A materialização do Tupi é a tentativa da VW em fazer um
carro nacional para instigar compradores mundo afora

por Roberto Nasser - Fotos: divulgação
Roberto Nasser

Nem parece um Volkswagen feito no Brasil, este Fox que a empresa lançou e inicia comercializar. Criativo em formas e uso; novidades como porta-objetos sob o banco do motorista; banco traseiro corrediço; teto alto permitindo espaço de bem receber os passageiros do banco de trás.

Construtivamente é um Polo ao qual a eletrônica foi substituída por unidades independentes, de construção mais barata. E ao final permitirá se torne a grande ferramenta mundial para a VW do Brasil concorrer tanto em mercados avançados, onde será o carro de entrada, quanto em mercados em desenvolvimento ou pobres, onde o tripé formulação atrativa, resistência construtiva e preço serão os atrativos.

Não parece um Volkswagen feito aqui porque a história da marca no país é de uso de gerações ultrapassadas dos produtos externos. E quando ousou, com a família Zé-do-Caixão, Variant, TL, Karmann-Ghia TC e SP2, foi mantendo a plataforma e ossatura mecânica antiga e descartada em outros países que o faziam. Kombi dispensa comentários, mas garante um lugar num museu. Passat foi cópia mal adequada; Variant II, um misto para tampar buraco até a chegada da Parati; a família BX — Gol e derivados — utilizava um esquema mecânico antigo e barato, com o motor longitudinal.
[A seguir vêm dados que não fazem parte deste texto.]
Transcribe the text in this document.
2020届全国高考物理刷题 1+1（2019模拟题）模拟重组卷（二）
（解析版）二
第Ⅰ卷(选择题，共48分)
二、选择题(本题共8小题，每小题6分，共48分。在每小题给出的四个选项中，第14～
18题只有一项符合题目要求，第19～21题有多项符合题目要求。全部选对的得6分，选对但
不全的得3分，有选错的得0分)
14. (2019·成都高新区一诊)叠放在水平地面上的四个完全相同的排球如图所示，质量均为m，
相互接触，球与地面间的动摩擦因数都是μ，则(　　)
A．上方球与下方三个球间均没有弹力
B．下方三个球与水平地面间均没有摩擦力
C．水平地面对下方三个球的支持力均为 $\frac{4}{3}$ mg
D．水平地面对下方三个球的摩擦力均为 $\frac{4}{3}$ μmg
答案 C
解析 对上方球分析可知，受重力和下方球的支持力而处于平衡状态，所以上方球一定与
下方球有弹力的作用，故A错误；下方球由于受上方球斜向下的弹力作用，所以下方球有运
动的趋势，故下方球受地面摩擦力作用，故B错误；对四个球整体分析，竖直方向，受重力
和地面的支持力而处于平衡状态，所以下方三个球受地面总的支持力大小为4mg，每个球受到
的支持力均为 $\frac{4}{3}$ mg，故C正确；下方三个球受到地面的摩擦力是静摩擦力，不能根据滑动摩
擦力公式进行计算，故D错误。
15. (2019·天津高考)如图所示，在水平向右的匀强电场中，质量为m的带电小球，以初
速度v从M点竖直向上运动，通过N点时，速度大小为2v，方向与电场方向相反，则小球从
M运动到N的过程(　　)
E Santana, fracasso alemão que ressurgiu aqui e, superado, se mantém por preço.

O Polo foi a única novidade atualizada, mas de interferências nacionais restritas à adequação ao país e à mão nacional no concerto que gerou a versão sedã.

O Fox, materialização do Projeto Tupi, é a tentativa da VW, depois de muitas idas e voltas iniciadas nos anos 80, em fazer um carro com características nacionais, capaz de instigar compradores mundo afora.

Tamanho do Polo, mais alto, com soluções inteligentes, surge em versão duas portas, e opções: 1,0 litro, Totalflex, 8 válvulas e a maior potência da configuração: 71 cv a gasolina e 72 cv queimando álcool. Acima, motor 1,6, 101 cv a gasolina e 2 cv a mais a álcool. Preços? 1,0 a R$ 20.990 — em julho a Coluna informara R$ 1 mil a menos.

Na briga

“Comprador só é fiel ao seu talão de cheques“

Mercado pobre, de população perdendo poder aquisitivo; país sem projeto para a indústria automobilística — e nem a administração federal nem as fábricas, por sua associação, parecem preocupados com isto; produção maior que capacidade de absorção; o Fox é mais um a cindir o mercado. Contará com o fator novidade, com a formulação atrativa, com o preço.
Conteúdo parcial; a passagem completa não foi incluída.